Perjalanan ke Pesisir : Melayani Masyarakat dan Diri Sendiri
(Seri kedua : Catatan Perjalanan Miskan, Staf Humas YPMAK)
Pada tulisan sebelumnya Membelah Lautan Untuk Memberdayakan diceritakan tentang perjalanan menuju kampung-kampung pesisir mimika. Catatan kali ini mencerita suka dan duka saat pelaksanaan program di kampung-kampung pesisir.
Salahsatu tantangan Yayasan Pemberdayaan masyarakat Amungme dan Kamoro dalam melaksanakan program pemberdayaan yaitu wilayah atau medan yang sulit. Untuk dataran tinggi hanya dapat dijangkau dengan transportasi udara (helicopter) lalu antar kampung satu dan lainnya harus naik gunung dan menuruni lembah.
Sementara kampung-kampung di pesisir tidak semua dapat dijangkau dengan transportasi udara (pesawat perintis), kebanyakan menggunakan transportasi laut. Untuk menuju wilayah pesisir disesuaikan dengan kondisi cuaca dan mengikuti tabel air. Saat air naik baru bisa berangkat, entah jam berapapun, tengah malam, dini hari, siang hari atau sore hari.
Perjalanan kali ini kami akan melakukan pembentukan Pokja Program Kampung Pesisir wilayah barat dari Potowaiburu hingga Kampung Uta. Program Kampung YPMAK pendanaannya bersumber dari Dana Kemitraan PT Freeport Indonesia.
Tim ini terdiri dari : Kepala Divisi Program YPMAK, Fransiskus Wanmang, Staf Program Ekonomi, Irma Siep, Febri Sianipar, Julius Tsenawatme dan Dwi Iksan serta Staf Humas, Miskan, dua orang jurnalis Marsel, Tribun Papua dan Aji dari Seputar Papua.
Selama dalam melaksanakan tugas di kampung pesisir, bukan hanya melaksanakan kegiatan kantor tapi sebelum itu, kami menyiapkan kebutuhan makan dan minum sendiri.
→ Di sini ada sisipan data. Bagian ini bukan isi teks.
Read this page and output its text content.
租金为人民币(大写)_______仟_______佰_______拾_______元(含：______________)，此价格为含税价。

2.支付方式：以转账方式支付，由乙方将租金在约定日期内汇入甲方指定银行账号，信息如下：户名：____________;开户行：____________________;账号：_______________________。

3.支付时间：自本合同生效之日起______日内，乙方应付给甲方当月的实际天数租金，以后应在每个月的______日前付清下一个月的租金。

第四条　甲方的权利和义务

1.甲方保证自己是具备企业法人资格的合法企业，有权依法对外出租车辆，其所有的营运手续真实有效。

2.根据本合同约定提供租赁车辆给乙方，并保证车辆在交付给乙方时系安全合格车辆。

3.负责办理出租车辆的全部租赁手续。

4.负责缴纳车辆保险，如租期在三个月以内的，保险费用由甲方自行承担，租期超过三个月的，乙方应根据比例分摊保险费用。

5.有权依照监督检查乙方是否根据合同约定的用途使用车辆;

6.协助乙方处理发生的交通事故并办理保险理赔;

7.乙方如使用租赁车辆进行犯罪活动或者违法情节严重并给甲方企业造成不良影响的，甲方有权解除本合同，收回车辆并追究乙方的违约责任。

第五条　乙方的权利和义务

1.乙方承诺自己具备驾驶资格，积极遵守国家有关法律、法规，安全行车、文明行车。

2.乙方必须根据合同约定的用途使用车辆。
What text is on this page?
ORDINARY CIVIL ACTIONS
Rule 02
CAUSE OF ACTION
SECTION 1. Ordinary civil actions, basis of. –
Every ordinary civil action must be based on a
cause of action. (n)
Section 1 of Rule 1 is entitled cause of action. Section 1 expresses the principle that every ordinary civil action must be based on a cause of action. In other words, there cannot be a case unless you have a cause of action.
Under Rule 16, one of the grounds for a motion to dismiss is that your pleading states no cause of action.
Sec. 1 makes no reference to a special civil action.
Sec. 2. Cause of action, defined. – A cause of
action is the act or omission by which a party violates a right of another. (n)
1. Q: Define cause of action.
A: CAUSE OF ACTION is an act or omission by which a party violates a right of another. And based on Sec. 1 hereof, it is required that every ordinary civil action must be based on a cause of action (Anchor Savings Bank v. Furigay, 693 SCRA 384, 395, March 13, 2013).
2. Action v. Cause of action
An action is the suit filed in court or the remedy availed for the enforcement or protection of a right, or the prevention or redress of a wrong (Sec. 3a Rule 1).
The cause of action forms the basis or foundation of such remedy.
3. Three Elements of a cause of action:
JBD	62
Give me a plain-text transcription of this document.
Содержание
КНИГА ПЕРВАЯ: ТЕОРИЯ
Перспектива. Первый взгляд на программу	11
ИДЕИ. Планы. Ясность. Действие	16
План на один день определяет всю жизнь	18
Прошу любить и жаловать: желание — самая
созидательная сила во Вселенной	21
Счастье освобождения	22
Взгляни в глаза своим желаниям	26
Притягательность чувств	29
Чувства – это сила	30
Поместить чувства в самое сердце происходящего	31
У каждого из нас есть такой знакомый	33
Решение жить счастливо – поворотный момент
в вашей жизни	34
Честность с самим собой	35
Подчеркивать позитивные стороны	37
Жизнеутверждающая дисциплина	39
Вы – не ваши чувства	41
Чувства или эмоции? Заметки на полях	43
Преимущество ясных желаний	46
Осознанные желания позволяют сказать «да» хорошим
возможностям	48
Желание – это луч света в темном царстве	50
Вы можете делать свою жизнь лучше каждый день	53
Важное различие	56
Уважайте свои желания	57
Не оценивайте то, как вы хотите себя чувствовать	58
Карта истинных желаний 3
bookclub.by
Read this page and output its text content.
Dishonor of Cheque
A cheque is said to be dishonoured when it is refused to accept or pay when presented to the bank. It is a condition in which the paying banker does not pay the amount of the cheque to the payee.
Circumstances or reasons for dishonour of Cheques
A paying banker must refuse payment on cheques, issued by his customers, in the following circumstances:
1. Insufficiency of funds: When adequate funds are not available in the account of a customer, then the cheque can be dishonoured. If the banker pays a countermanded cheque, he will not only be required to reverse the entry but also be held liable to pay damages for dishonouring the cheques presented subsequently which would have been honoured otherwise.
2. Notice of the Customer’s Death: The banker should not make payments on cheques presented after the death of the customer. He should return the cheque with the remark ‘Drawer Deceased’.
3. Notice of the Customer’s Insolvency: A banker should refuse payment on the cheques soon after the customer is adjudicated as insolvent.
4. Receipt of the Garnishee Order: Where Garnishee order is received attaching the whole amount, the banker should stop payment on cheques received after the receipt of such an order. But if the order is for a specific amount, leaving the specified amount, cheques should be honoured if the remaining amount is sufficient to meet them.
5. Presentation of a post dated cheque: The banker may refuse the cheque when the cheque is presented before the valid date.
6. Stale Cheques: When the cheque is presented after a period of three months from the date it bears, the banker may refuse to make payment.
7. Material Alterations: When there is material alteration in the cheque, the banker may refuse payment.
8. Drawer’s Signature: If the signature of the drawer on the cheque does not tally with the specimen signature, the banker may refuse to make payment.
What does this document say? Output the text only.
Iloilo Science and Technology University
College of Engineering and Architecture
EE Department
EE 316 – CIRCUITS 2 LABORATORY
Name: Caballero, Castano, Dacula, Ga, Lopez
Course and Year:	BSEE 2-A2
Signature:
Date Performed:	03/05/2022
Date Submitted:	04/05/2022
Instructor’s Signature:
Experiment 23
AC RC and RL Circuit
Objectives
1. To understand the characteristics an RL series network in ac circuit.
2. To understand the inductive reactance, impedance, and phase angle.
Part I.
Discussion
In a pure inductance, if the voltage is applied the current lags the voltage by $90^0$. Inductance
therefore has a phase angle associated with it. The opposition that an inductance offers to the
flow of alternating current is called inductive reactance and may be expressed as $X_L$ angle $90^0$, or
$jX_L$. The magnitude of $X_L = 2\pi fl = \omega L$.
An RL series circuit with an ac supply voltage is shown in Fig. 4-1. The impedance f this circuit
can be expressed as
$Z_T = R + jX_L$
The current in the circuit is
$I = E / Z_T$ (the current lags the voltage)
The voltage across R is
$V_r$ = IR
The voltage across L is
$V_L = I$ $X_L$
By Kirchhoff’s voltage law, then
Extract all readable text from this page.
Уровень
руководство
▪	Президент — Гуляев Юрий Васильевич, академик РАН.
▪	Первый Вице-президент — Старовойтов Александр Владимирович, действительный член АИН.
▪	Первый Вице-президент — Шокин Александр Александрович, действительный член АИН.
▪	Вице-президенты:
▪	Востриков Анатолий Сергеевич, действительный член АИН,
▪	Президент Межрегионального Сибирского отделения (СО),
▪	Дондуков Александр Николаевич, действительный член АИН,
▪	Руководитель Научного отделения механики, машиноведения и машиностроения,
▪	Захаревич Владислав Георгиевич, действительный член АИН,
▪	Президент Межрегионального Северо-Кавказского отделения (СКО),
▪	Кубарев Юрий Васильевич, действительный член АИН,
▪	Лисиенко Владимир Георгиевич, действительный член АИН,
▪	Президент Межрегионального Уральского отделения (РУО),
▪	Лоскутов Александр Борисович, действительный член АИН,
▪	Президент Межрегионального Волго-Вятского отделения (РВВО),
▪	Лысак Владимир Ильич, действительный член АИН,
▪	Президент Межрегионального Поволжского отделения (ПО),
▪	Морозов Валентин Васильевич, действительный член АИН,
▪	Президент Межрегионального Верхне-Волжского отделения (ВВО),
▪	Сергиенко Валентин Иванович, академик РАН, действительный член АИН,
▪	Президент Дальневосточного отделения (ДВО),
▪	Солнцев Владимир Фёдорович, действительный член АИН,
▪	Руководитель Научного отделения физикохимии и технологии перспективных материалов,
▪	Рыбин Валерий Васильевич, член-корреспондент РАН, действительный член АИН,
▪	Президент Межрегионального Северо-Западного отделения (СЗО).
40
Sebelum pertemuan dengan masyarakat, kami membagi tugas untuk menyiapkan makanan atau membersihkan peralatan masak serta peralatan makan yang kotor.
Ada yang bertugas membersihkan dan memotong sayur, mengupas bumbu serta menggiling bumbu. Ada pula yang bertugas memasak sayur dan lauk pauk, Sementara kru kapal ada yang memasak nasi, membersihkan ikan dan mencuci peralatan masak, sendok, piring dan gelas.
Hampir setiap pagi dan sore kami memasak, di kampung tak ada layanan atau jasa memasak, semua dikerjakan sendiri. Untuk malam hari, kami menyewa rumah masyarakat untuk beristirahat.
Akan tetapi kadang-kadang jika air di muara surut, kapal tidak bisa keluar untuk menjangkau kampung selanjutnya, kami tidur di kapal atau tidur diatas pasir dan memasaknya pun di dalam kapal.
Kita harus bisa menyesuaikan dengan keadaan, ada yang tidur di dalam kapal, di dalam palka, di haluan kapal dan ada pula yang tidur diatas kapal beratapkan langit malam.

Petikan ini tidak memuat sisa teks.